3. Beetlejuice (1988)

Michael Keaton is fantastic as the titular poltergeist in Burton’s 1988 whimsical and nightmarish film about the undead. It is funny yet menacing and boasts a stellar cast of top actors like Alec Baldwin, Geena Davis, Winona Ryder, and Keaton. The film is a manifestation of a vision that could only come from Tim Burton’s imagination.

“The things that interest me the most are the things that potentially won’t work,” Burton elaborated. “On Beetlejuice, I could tell every day what was going to work and what wasn’t. And that was very invigorating. Especially when you’re doing something this extreme.

A lot of people have ragged on the story of Beetlejuice, but when I read it, I thought, ‘Wow! This is sort of interesting. It’s very random. It doesn’t follow what I would consider the Spielberg story structure.’ I guess I have to watch it more, because I’m intrigued by things that are perverse. Like, I was intrigued that there was no story.”

2. Edward Scissorhands (1990)

Johnny Depp stars as Edward, a creation of The Inventor (played by Vincent Price) who gave the artificial young man scissors instead of hands. This was Depp’s first collaboration with Burton and marked the beginning of a long partnership. Burton’s dark suburban fantasy explored important concepts like alienation, psychological conflicts and post-humanism in a deceptively simple and touching manner.

“One night over drinks, Tim told me about this drawing he’d made in high school of a character who had scissors for hands, and I instantly knew what to do with that image,” Caroline Thompson (the film’s screenwriter) said. “So I wrote a 70 page treatment in about three weeks and gave it to him. And that’s basically the movie we ended up with.”

1. Ed Wood (1994)

Ed Wood, considered to be the “worst director in history”, was a Hollywood outcast who was known for his strange and confusing films. Burton’s black-and-white biography features Depp as Wood at a point in his life where he had a more optimistic view of his situation but still riddled with doubts. Tim Burton paints a charming and touching portrait of one of the most endearing outcasts of Hollywood.
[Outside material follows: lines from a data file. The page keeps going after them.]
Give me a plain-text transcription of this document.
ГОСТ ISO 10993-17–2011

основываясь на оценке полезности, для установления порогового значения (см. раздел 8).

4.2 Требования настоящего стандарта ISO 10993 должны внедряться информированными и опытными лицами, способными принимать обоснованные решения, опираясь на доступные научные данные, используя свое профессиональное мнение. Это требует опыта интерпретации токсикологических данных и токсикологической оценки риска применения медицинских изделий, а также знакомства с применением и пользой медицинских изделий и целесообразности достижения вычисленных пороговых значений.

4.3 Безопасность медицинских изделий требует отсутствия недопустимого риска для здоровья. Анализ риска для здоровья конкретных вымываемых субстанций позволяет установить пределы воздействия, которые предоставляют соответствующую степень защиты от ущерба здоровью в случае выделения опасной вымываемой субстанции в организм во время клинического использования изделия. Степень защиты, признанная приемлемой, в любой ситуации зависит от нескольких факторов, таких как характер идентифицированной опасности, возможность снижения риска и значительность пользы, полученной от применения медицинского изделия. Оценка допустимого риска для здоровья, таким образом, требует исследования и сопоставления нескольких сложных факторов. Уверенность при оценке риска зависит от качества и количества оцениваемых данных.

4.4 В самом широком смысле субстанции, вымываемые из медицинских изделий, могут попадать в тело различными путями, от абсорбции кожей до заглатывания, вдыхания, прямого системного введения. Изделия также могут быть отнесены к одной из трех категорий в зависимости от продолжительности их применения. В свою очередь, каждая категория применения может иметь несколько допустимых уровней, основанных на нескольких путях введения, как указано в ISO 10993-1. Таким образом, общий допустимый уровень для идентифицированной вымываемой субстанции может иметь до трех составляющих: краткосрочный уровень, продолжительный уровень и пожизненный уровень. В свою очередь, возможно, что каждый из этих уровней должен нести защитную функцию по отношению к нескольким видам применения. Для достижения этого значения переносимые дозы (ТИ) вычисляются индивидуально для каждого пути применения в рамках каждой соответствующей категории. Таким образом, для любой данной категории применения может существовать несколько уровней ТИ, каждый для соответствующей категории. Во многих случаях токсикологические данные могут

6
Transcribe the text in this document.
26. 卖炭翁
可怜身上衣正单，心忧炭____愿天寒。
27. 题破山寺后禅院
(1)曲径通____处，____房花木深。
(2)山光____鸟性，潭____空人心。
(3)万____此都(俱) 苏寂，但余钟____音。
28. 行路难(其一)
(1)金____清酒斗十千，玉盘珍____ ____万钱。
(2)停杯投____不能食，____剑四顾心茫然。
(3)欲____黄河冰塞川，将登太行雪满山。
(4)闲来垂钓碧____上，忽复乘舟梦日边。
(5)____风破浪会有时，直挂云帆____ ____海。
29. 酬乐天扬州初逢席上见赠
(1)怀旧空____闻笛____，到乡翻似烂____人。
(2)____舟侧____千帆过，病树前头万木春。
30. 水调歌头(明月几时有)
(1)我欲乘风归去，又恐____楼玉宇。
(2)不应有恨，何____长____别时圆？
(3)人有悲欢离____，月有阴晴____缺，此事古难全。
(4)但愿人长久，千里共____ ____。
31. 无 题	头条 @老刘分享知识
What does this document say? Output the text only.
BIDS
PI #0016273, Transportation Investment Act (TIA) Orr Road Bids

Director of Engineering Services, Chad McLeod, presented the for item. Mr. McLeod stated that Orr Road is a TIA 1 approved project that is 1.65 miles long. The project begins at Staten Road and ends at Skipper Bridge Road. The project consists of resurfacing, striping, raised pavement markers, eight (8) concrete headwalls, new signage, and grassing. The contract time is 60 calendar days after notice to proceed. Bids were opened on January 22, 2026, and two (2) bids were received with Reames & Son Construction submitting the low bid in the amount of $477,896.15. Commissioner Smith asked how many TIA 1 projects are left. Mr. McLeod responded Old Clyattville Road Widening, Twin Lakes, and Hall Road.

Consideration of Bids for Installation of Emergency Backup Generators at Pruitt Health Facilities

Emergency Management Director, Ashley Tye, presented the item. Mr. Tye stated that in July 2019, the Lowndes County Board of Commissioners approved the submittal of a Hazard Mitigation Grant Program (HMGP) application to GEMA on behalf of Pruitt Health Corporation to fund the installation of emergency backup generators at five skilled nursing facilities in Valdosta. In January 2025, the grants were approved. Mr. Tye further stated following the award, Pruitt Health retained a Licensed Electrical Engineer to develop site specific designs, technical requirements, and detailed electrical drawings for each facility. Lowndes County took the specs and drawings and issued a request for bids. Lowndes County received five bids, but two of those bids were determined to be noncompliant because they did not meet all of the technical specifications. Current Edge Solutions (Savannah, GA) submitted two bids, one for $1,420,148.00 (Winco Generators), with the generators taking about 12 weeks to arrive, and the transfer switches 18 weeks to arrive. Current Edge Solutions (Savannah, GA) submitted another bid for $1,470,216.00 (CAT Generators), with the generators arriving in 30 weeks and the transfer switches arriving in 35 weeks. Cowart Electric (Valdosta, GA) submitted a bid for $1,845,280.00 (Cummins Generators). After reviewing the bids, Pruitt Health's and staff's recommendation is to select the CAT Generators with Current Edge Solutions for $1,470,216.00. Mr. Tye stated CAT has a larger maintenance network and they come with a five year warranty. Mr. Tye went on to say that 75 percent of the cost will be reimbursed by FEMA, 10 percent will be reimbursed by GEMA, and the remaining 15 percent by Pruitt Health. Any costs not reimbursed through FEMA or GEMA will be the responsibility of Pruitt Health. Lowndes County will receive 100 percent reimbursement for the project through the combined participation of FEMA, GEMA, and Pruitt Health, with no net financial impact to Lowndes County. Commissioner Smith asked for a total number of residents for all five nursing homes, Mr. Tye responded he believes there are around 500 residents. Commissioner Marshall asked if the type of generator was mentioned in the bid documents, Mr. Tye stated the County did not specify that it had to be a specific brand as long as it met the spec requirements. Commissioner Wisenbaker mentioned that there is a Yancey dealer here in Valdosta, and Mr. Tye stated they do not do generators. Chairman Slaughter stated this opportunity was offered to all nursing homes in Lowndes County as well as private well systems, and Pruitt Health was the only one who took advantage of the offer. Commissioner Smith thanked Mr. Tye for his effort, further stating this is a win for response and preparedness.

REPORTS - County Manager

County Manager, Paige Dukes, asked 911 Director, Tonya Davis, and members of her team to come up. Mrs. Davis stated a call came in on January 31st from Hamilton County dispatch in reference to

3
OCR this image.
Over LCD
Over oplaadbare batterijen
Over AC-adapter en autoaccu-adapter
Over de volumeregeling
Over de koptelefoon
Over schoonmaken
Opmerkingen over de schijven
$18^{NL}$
Burton had this to say about Wood’s works, “The films are unusual; I’ve never seen anything like them, the kind of bad poetry and redundancy-saying in, like, five sentences what it would take most normal people one, which I can also relate to. Yet still there is a sincerity to them that is very unusual, and I always found that somewhat touching; it gives them a surreal, weirdly heartfelt feeling.”